Jakob mencontohkan, puisi “Gadis di Hutan” karya S. Anantaguna dalam buku Puisi-puisi dari Penjara justru memperlihatkan seorang gadis yang meratapi kebebasan. “Bebas di sini bias berarti bebas-dari dan bebas-untuk. Puisi ini bisa ditafsirkan jika kita sudah bisa diterima di dalam sebuah kelompok, berarti kita sudah bebas. Makanya kalau Boemipoetra mengejek kan enak saja. Telanjang bersama sudah tidak malu lagi, sudah merasa bebas, kebebasan sebagai orang dalam.”
Jakob juga mengutip sebuah puisi Hr. Bandaharo yang memperlihatkan konsep niat-ilmu-laku tadi. Puisi tersebut berjudul “Aku Hadir di Hari Ini” yang ditulis di Pulau Buru pada 1975. Khususnya bagian 4.

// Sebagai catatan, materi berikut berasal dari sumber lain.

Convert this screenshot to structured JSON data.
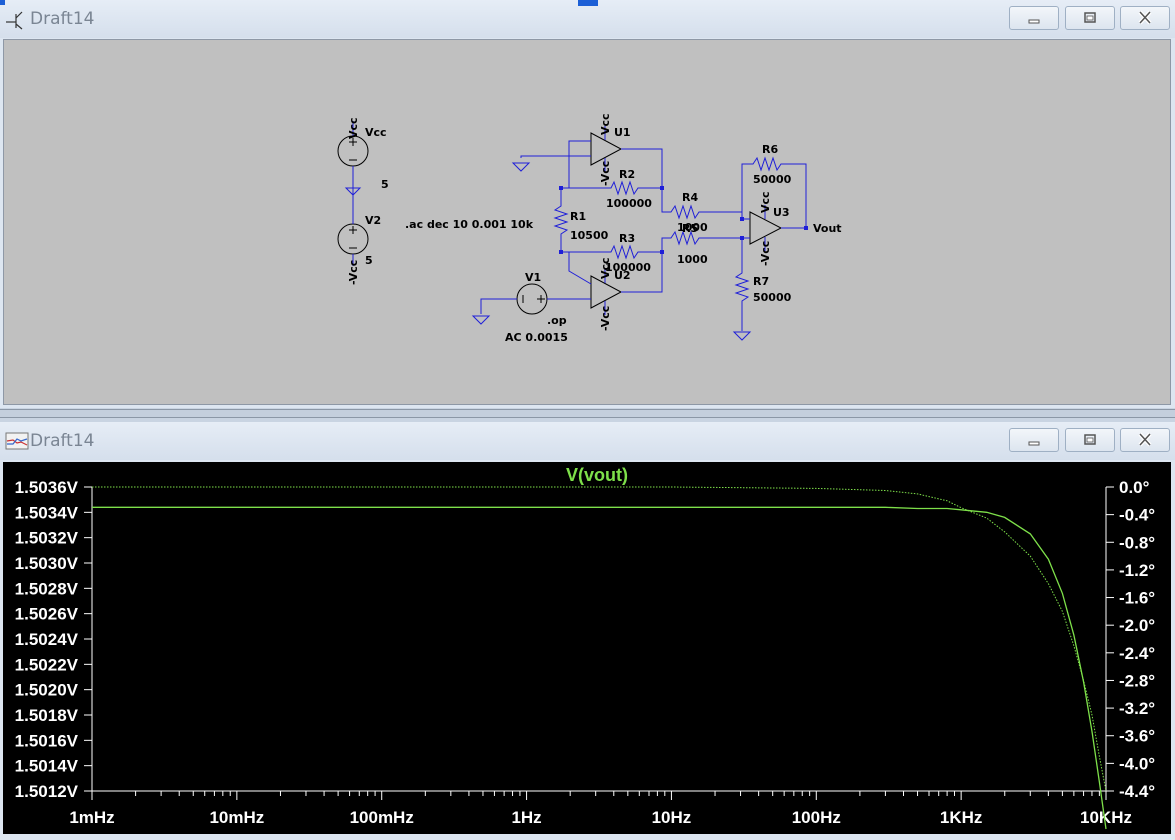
{
  "schematic_window": {
    "title": "Draft14",
    "icons": {
      "app": "schematic-icon",
      "minimize": "minimize-icon",
      "maximize": "maximize-icon",
      "close": "close-icon"
    }
  },
  "schematic": {
    "labels": {
      "vcc_top": "Vcc",
      "vcc_label": "Vcc",
      "v2_value_top": "5",
      "v2": "V2",
      "vcc_neg": "-Vcc",
      "v2_value": "5",
      "ac_directive": ".ac dec 10 0.001 10k",
      "u1_vcc": "Vcc",
      "u1": "U1",
      "u1_neg": "-Vcc",
      "r2": "R2",
      "r2_val": "100000",
      "r1": "R1",
      "r1_val": "10500",
      "r3": "R3",
      "r3_val": "100000",
      "u2_vcc": "Vcc",
      "u2": "U2",
      "u2_neg": "-Vcc",
      "v1": "V1",
      "op_directive": ".op",
      "v1_ac": "AC 0.0015",
      "r4": "R4",
      "r4_val": "1000",
      "r5": "R5",
      "r5_val": "1000",
      "r6": "R6",
      "r6_val": "50000",
      "u3_vcc": "Vcc",
      "u3": "U3",
      "u3_neg": "-Vcc",
      "vout": "Vout",
      "r7": "R7",
      "r7_val": "50000"
    }
  },
  "plot_window": {
    "title": "Draft14",
    "icons": {
      "app": "waveform-icon",
      "minimize": "minimize-icon",
      "maximize": "maximize-icon",
      "close": "close-icon"
    }
  },
  "colors": {
    "trace": "#7ee04a",
    "phase_trace": "#7ee04a",
    "axis_text": "#ffffff",
    "background": "#000000"
  },
  "chart_data": {
    "type": "line",
    "title": "V(vout)",
    "x_scale": "log",
    "x_ticks": [
      "1mHz",
      "10mHz",
      "100mHz",
      "1Hz",
      "10Hz",
      "100Hz",
      "1KHz",
      "10KHz"
    ],
    "x_tick_values": [
      0.001,
      0.01,
      0.1,
      1,
      10,
      100,
      1000,
      10000
    ],
    "xlim": [
      0.001,
      10000
    ],
    "y_left_ticks": [
      "1.5036V",
      "1.5034V",
      "1.5032V",
      "1.5030V",
      "1.5028V",
      "1.5026V",
      "1.5024V",
      "1.5022V",
      "1.5020V",
      "1.5018V",
      "1.5016V",
      "1.5014V",
      "1.5012V"
    ],
    "y_left_lim": [
      1.5012,
      1.5036
    ],
    "y_right_ticks": [
      "0.0°",
      "-0.4°",
      "-0.8°",
      "-1.2°",
      "-1.6°",
      "-2.0°",
      "-2.4°",
      "-2.8°",
      "-3.2°",
      "-3.6°",
      "-4.0°",
      "-4.4°"
    ],
    "y_right_lim": [
      -4.4,
      0.0
    ],
    "series": [
      {
        "name": "V(vout)",
        "axis": "left",
        "x": [
          0.001,
          0.01,
          0.1,
          1,
          10,
          100,
          300,
          500,
          800,
          1000,
          1500,
          2000,
          3000,
          4000,
          5000,
          6000,
          7000,
          8000,
          9000,
          10000
        ],
        "values": [
          1.50344,
          1.50344,
          1.50344,
          1.50344,
          1.50344,
          1.50344,
          1.50344,
          1.50343,
          1.50343,
          1.50342,
          1.5034,
          1.50336,
          1.50323,
          1.50303,
          1.50276,
          1.50243,
          1.50206,
          1.50167,
          1.50127,
          1.5009
        ]
      },
      {
        "name": "phase",
        "axis": "right",
        "x": [
          0.001,
          0.01,
          0.1,
          1,
          10,
          100,
          300,
          500,
          800,
          1000,
          1500,
          2000,
          3000,
          4000,
          5000,
          6000,
          7000,
          8000,
          9000,
          10000
        ],
        "values": [
          0.0,
          0.0,
          0.0,
          0.0,
          0.0,
          -0.02,
          -0.05,
          -0.1,
          -0.2,
          -0.3,
          -0.45,
          -0.65,
          -1.0,
          -1.4,
          -1.8,
          -2.3,
          -2.8,
          -3.3,
          -3.9,
          -4.4
        ]
      }
    ]
  }
}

manusia menurut fitrahnya mencintai keadilan
tapi senantiasa terdorong berbuat kezaliman
sejak adam, sejak kaen, sejak dulu-dulu
kezaliman pun dilawan dengan kezaliman
dan manusia berkata:
kamilah pembela keadilan!

wahai, manusia
mengapatah kamu katakan
sesuatu yang kamu tidak lakukan?

Menurut Jakob Sumardjo, yang penting adalah realitas karya. “Apapun di balik itu, entah dia dari mana, musuh kita, pikiran, dan ideologinya, buat karya yang bisa diterima banyak orang. Inilah yang dikatakan tinggi mutu ideologi dan artistik. Tindakan lebih penting dari pikirannya. Ilmu itu terjadinya lewat laku/perbuatan”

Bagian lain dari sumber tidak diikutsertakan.